Click to view visualization code
# Plot accuracy
plt.figure(figsize=(12, 4))
plt.subplot(1, 2, 1)
plt.plot(history.history['accuracy'], label='Train Accuracy')
plt.plot(history.history['val_accuracy'], label='Val Accuracy')
plt.title('Accuracy over epochs')
plt.xlabel('Epoch')
plt.ylabel('Accuracy')
plt.legend()
# Plot loss
plt.subplot(1, 2, 2)
plt.plot(history.history['loss'], label='Train Loss')
plt.plot(history.history['val_loss'], label='Val Loss')
plt.title('Loss over epochs')
plt.xlabel('Epoch')
plt.ylabel('Loss')
plt.legend()
plt.show()
7. Making Predictions
Use the trained model to make predictions on new data.
Implementation:
# Predict on test data
predictions = model.predict(X_test)
# Convert predictions to class labels
predicted_classes = np.argmax(predictions, axis=1)
true_classes = np.argmax(y_test, axis=1)
# Display some predictions
def display_predictions(X, y_true, y_pred, num_samples=5):
plt.figure(figsize=(10, 2))
for i in range(num_samples):
plt.subplot(1, num_samples, i+1)
plt.imshow(X[i].reshape(28, 28), cmap='gray')
plt.title(f"True: {y_true[i]}\nPred: {y_pred[i]}")
plt.axis('off')
plt.show()
display_predictions(X_test, true_classes, predicted_classes)
8. Saving and Loading the Model
Learn how to save your trained model for future use.
Implementation:
# Save the model
model.save('mnist_cnn_model.h5')
# Load the model
from tensorflow.keras.models import load_model
loaded_model = load_model('mnist_cnn_model.h5')
# Verify loaded model performance
loss, accuracy = loaded_model.evaluate(X_test, y_test)
print(f"Loaded model accuracy: {accuracy:.4f}")
9. Experimenting with Model Improvements
Explore ways to improve the model’s performance.
Suggestions:
- Add more convolutional and pooling layers
- Experiment with different activation functions
- Adjust the number of epochs and batch size
- Implement data augmentation using
ImageDataGenerator
Click to view data augmentation example
from tensorflow.keras.preprocessing.image import ImageDataGenerator
# Define data generator with augmentation
datagen = ImageDataGenerator(
rotation_range=10,
zoom_range=0.1,
width_shift_range=0.1,
height_shift_range=0.1
)
# Fit the generator to the training data
datagen.fit(X_train)
# Retrain the model using the data generator
history_aug = model.fit(
datagen.flow(X_train, y_train, batch_size=128),
epochs=10,
validation_data=(X_test, y_test)
)
10. Conclusion
In this project, you built a simple image classification model using a convolutional neural network.
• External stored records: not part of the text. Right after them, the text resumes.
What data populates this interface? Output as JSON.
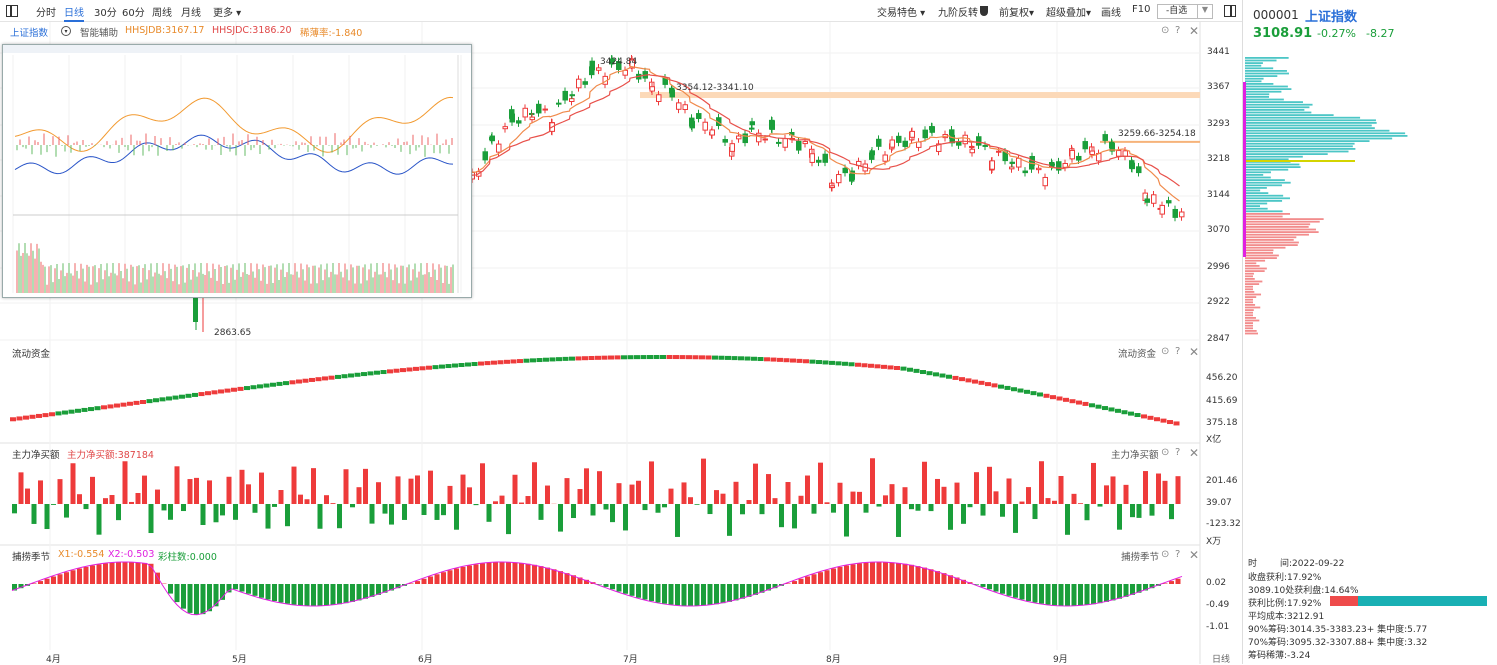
{
  "toolbar": {
    "tabs": [
      "分时",
      "日线",
      "30分",
      "60分",
      "周线",
      "月线",
      "更多 ▾"
    ],
    "active": 1,
    "right": [
      "交易特色 ▾",
      "九阶反转",
      "前复权▾",
      "超级叠加▾",
      "画线",
      "F10"
    ],
    "select": "-自选"
  },
  "indicator_bar": {
    "name": "上证指数",
    "smart": "智能辅助",
    "hhsjdb": "HHSJDB:3167.17",
    "hhsjdc": "HHSJDC:3186.20",
    "tick": "稀薄率:-1.840"
  },
  "price_axis": [
    "3441",
    "3367",
    "3293",
    "3218",
    "3144",
    "3070",
    "2996",
    "2922",
    "2847"
  ],
  "annotations": {
    "high": "3424.84",
    "band1": "3354.12-3341.10",
    "band2": "3259.66-3254.18",
    "low": "2863.65"
  },
  "panels": {
    "liquidity": {
      "title": "流动资金",
      "right_label": "流动资金",
      "axis": [
        "456.20",
        "415.69",
        "375.18"
      ],
      "unit": "X亿"
    },
    "net_buy": {
      "title": "主力净买额",
      "value": "主力净买额:387184",
      "right_label": "主力净买额",
      "axis": [
        "201.46",
        "39.07",
        "-123.32"
      ],
      "unit": "X万"
    },
    "season": {
      "title": "捕捞季节",
      "x1": "X1:-0.554",
      "x2": "X2:-0.503",
      "bar": "彩柱数:0.000",
      "right_label": "捕捞季节",
      "axis": [
        "0.02",
        "-0.49",
        "-1.01"
      ]
    }
  },
  "months": [
    "4月",
    "5月",
    "6月",
    "7月",
    "8月",
    "9月"
  ],
  "period_label": "日线",
  "right_panel": {
    "code": "000001",
    "name": "上证指数",
    "price": "3108.91",
    "pct": "-0.27%",
    "chg": "-8.27",
    "time_label": "时",
    "date": "间:2022-09-22",
    "lines": [
      "收盘获利:17.92%",
      "3089.10处获利盘:14.64%",
      "获利比例:17.92%",
      "平均成本:3212.91",
      "90%筹码:3014.35-3383.23+ 集中度:5.77",
      "70%筹码:3095.32-3307.88+ 集中度:3.32",
      "筹码稀薄:-3.24"
    ]
  },
  "colors": {
    "up": "#ee3b3b",
    "down": "#1a9e3a",
    "ma1": "#f08a4b",
    "ma2": "#e8504a",
    "cyan": "#4cc6c6",
    "pink": "#f28c8c",
    "magenta": "#e020e0",
    "accent": "#2a6fd8"
  }
}
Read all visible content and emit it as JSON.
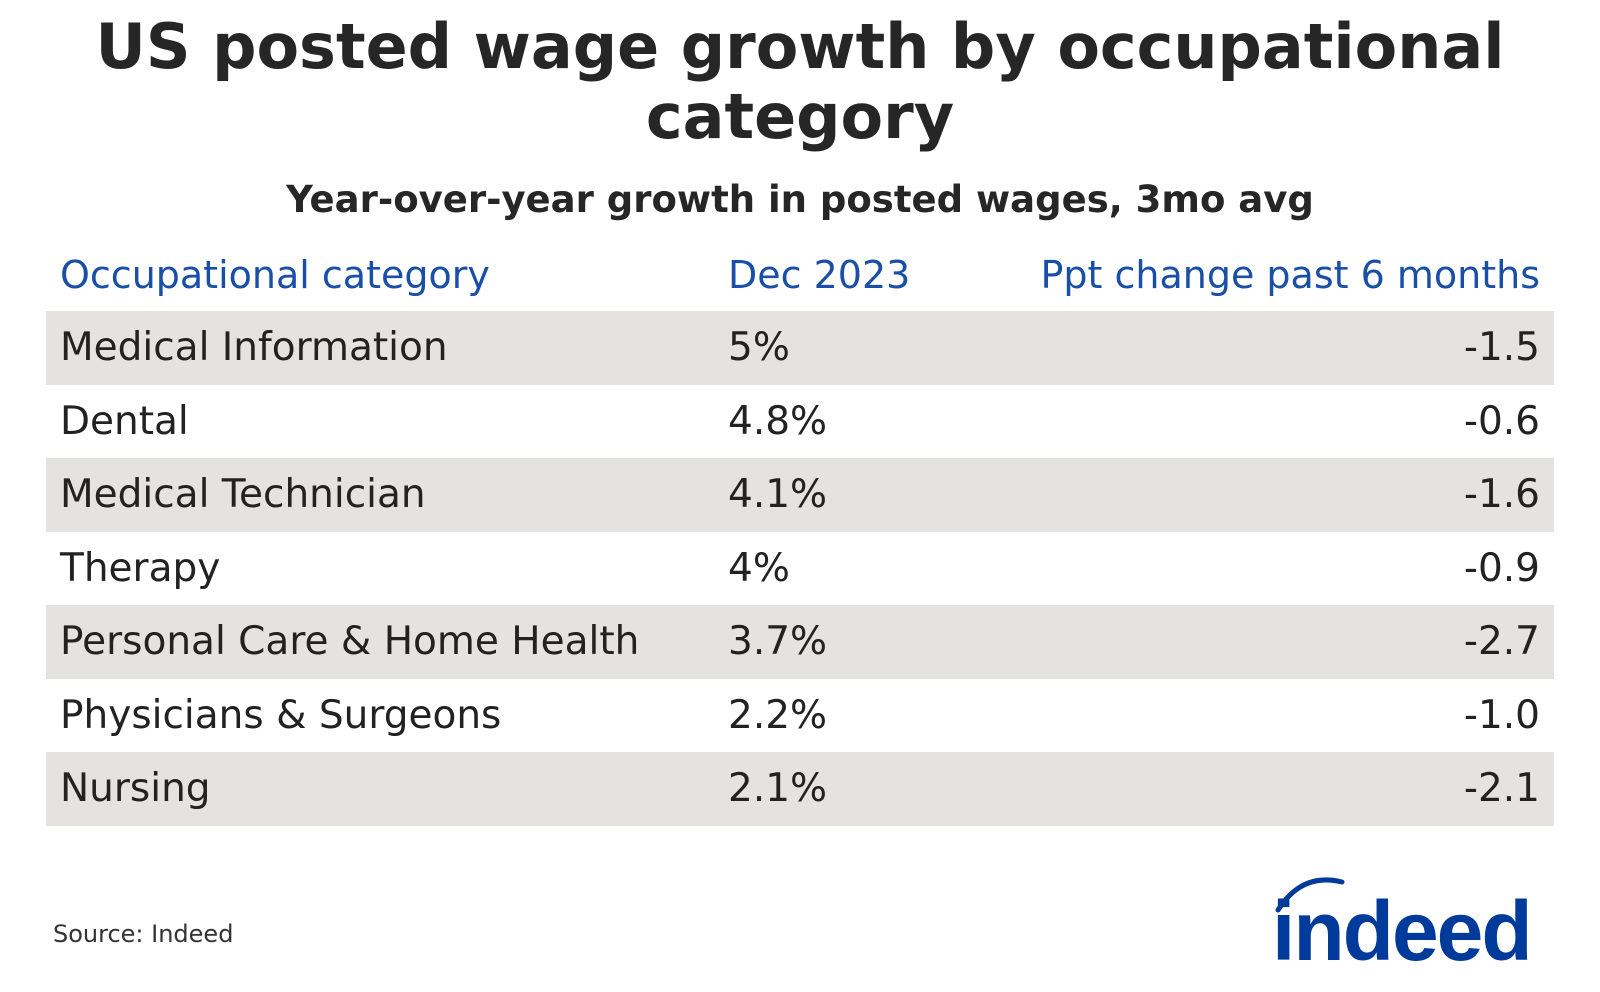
{
  "chart_data": {
    "type": "table",
    "title": "US posted wage growth by occupational category",
    "subtitle": "Year-over-year growth in posted wages, 3mo avg",
    "columns": [
      "Occupational category",
      "Dec 2023",
      "Ppt change past 6 months"
    ],
    "rows": [
      {
        "category": "Medical Information",
        "dec2023": "5%",
        "change": "-1.5"
      },
      {
        "category": "Dental",
        "dec2023": "4.8%",
        "change": "-0.6"
      },
      {
        "category": "Medical Technician",
        "dec2023": "4.1%",
        "change": "-1.6"
      },
      {
        "category": "Therapy",
        "dec2023": "4%",
        "change": "-0.9"
      },
      {
        "category": "Personal Care & Home Health",
        "dec2023": "3.7%",
        "change": "-2.7"
      },
      {
        "category": "Physicians & Surgeons",
        "dec2023": "2.2%",
        "change": "-1.0"
      },
      {
        "category": "Nursing",
        "dec2023": "2.1%",
        "change": "-2.1"
      }
    ],
    "row_shading": "alternating",
    "colors": {
      "header": "#1a4fa8",
      "shade": "#e4e3e1",
      "logo": "#003a9b"
    }
  },
  "source": "Source: Indeed",
  "logo": {
    "text": "indeed"
  }
}
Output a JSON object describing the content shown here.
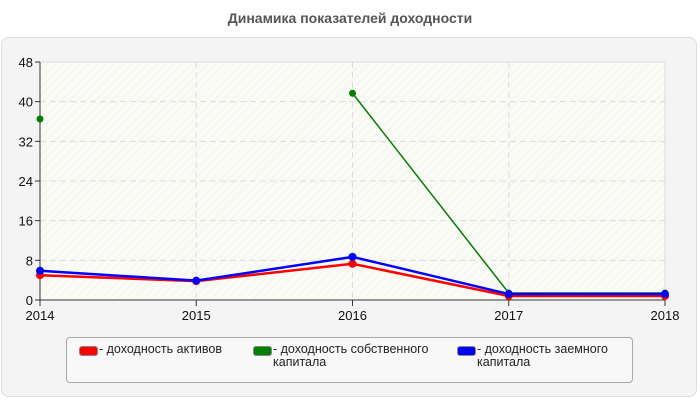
{
  "chart_data": {
    "type": "line",
    "title": "Динамика показателей доходности",
    "xlabel": "",
    "ylabel": "",
    "x": [
      "2014",
      "2015",
      "2016",
      "2017",
      "2018"
    ],
    "ylim": [
      0,
      48
    ],
    "yticks": [
      0,
      8,
      16,
      24,
      32,
      40,
      48
    ],
    "grid": true,
    "legend_position": "bottom",
    "series": [
      {
        "name": "- доходность активов",
        "color": "#ff0000",
        "values": [
          5.0,
          3.8,
          7.3,
          0.8,
          0.8
        ]
      },
      {
        "name": "- доходность собственного капитала",
        "color": "#008000",
        "values": [
          36.5,
          null,
          41.7,
          1.4,
          1.4
        ]
      },
      {
        "name": "- доходность заемного капитала",
        "color": "#0000ff",
        "values": [
          5.9,
          3.9,
          8.7,
          1.2,
          1.2
        ]
      }
    ]
  },
  "legend": {
    "items": [
      {
        "label": "- доходность активов",
        "color": "#ff0000"
      },
      {
        "label": "- доходность собственного капитала",
        "color": "#008000"
      },
      {
        "label": "- доходность заемного капитала",
        "color": "#0000ff"
      }
    ]
  }
}
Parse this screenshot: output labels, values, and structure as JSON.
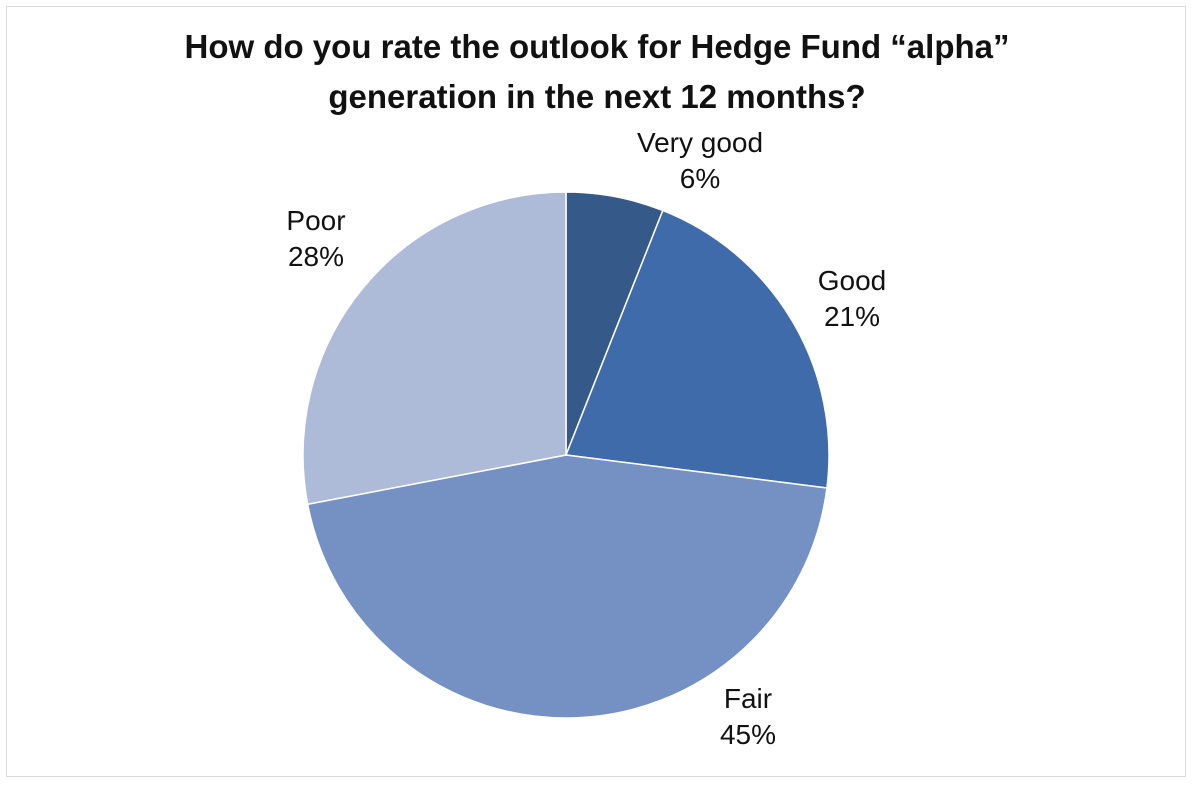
{
  "chart_data": {
    "type": "pie",
    "title": "How do you rate the outlook for Hedge Fund “alpha” generation in the next 12 months?",
    "title_lines": [
      "How do you rate the outlook for Hedge Fund “alpha”",
      "generation in the next 12 months?"
    ],
    "slices": [
      {
        "label": "Very good",
        "value": 6,
        "value_label": "6%",
        "color": "#355A8A"
      },
      {
        "label": "Good",
        "value": 21,
        "value_label": "21%",
        "color": "#3F6BAA"
      },
      {
        "label": "Fair",
        "value": 45,
        "value_label": "45%",
        "color": "#7590C3"
      },
      {
        "label": "Poor",
        "value": 28,
        "value_label": "28%",
        "color": "#ADBBD9"
      }
    ],
    "start_angle": "12 o'clock",
    "direction": "clockwise",
    "legend": "none",
    "data_labels": "outside, category name and percentage"
  }
}
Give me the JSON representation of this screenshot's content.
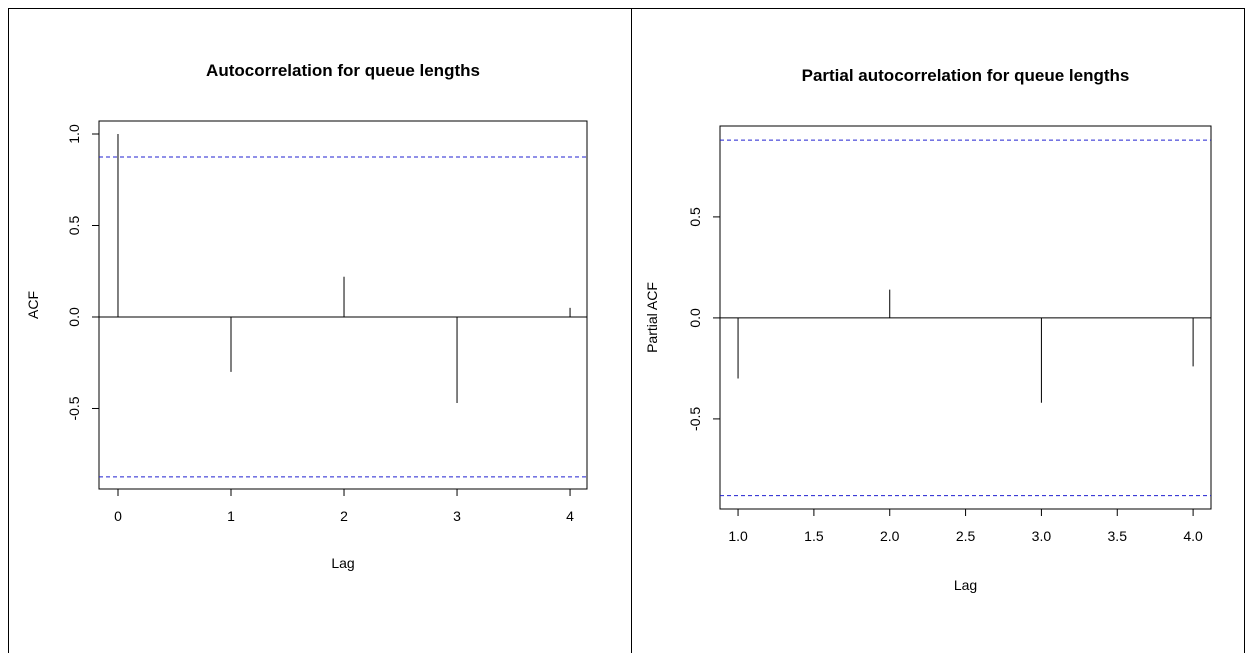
{
  "chart_data": [
    {
      "type": "stem",
      "title": "Autocorrelation for queue lengths",
      "x_label": "Lag",
      "y_label": "ACF",
      "x": [
        0,
        1,
        2,
        3,
        4
      ],
      "values": [
        1.0,
        -0.3,
        0.22,
        -0.47,
        0.05
      ],
      "color": "#000000",
      "confidence_bounds": [
        0.874,
        -0.874
      ],
      "bound_color": "#2020d0",
      "xlim": [
        -0.168,
        4.15
      ],
      "xticks": [
        0,
        1,
        2,
        3,
        4
      ],
      "ylim": [
        -0.94,
        1.071
      ],
      "yticks": [
        {
          "value": 1.0,
          "label": "1.0"
        },
        0.5,
        {
          "value": 0.0,
          "label": "0.0"
        },
        -0.5
      ]
    },
    {
      "type": "stem",
      "title": "Partial autocorrelation for queue lengths",
      "x_label": "Lag",
      "y_label": "Partial ACF",
      "x": [
        1,
        2,
        3,
        4
      ],
      "values": [
        -0.3,
        0.14,
        -0.42,
        -0.24
      ],
      "color": "#000000",
      "confidence_bounds": [
        0.88,
        -0.88
      ],
      "bound_color": "#2020d0",
      "xlim": [
        0.881,
        4.118
      ],
      "xticks": [
        {
          "value": 1.0,
          "label": "1.0"
        },
        1.5,
        {
          "value": 2.0,
          "label": "2.0"
        },
        2.5,
        {
          "value": 3.0,
          "label": "3.0"
        },
        3.5,
        {
          "value": 4.0,
          "label": "4.0"
        }
      ],
      "ylim": [
        -0.946,
        0.95
      ],
      "yticks": [
        0.5,
        {
          "value": 0.0,
          "label": "0.0"
        },
        -0.5
      ]
    }
  ]
}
You learned how to preprocess image data, define a CNN architecture, train and evaluate the model, and visualize the results. This foundational project provides the essential skills needed to progress to intermediate-level computer vision projects, where you’ll work with more complex datasets and advanced techniques.
Next Steps and Improvements
To further enhance your skills and prepare for intermediate projects, consider the following:
- Work with Different Datasets: Try other datasets like CIFAR-10 or Fashion-MNIST to deal with colored images and more classes.
- Explore Advanced Architectures: Learn about deeper networks like VGG, ResNet, or MobileNet.
- Implement Transfer Learning: Use pre-trained models and fine-tune them for your specific tasks.
- Hyperparameter Tuning: Experiment with different optimizers, learning rates, and regularization techniques.
- Model Deployment: Learn how to deploy your model using Flask or TensorFlow Serving.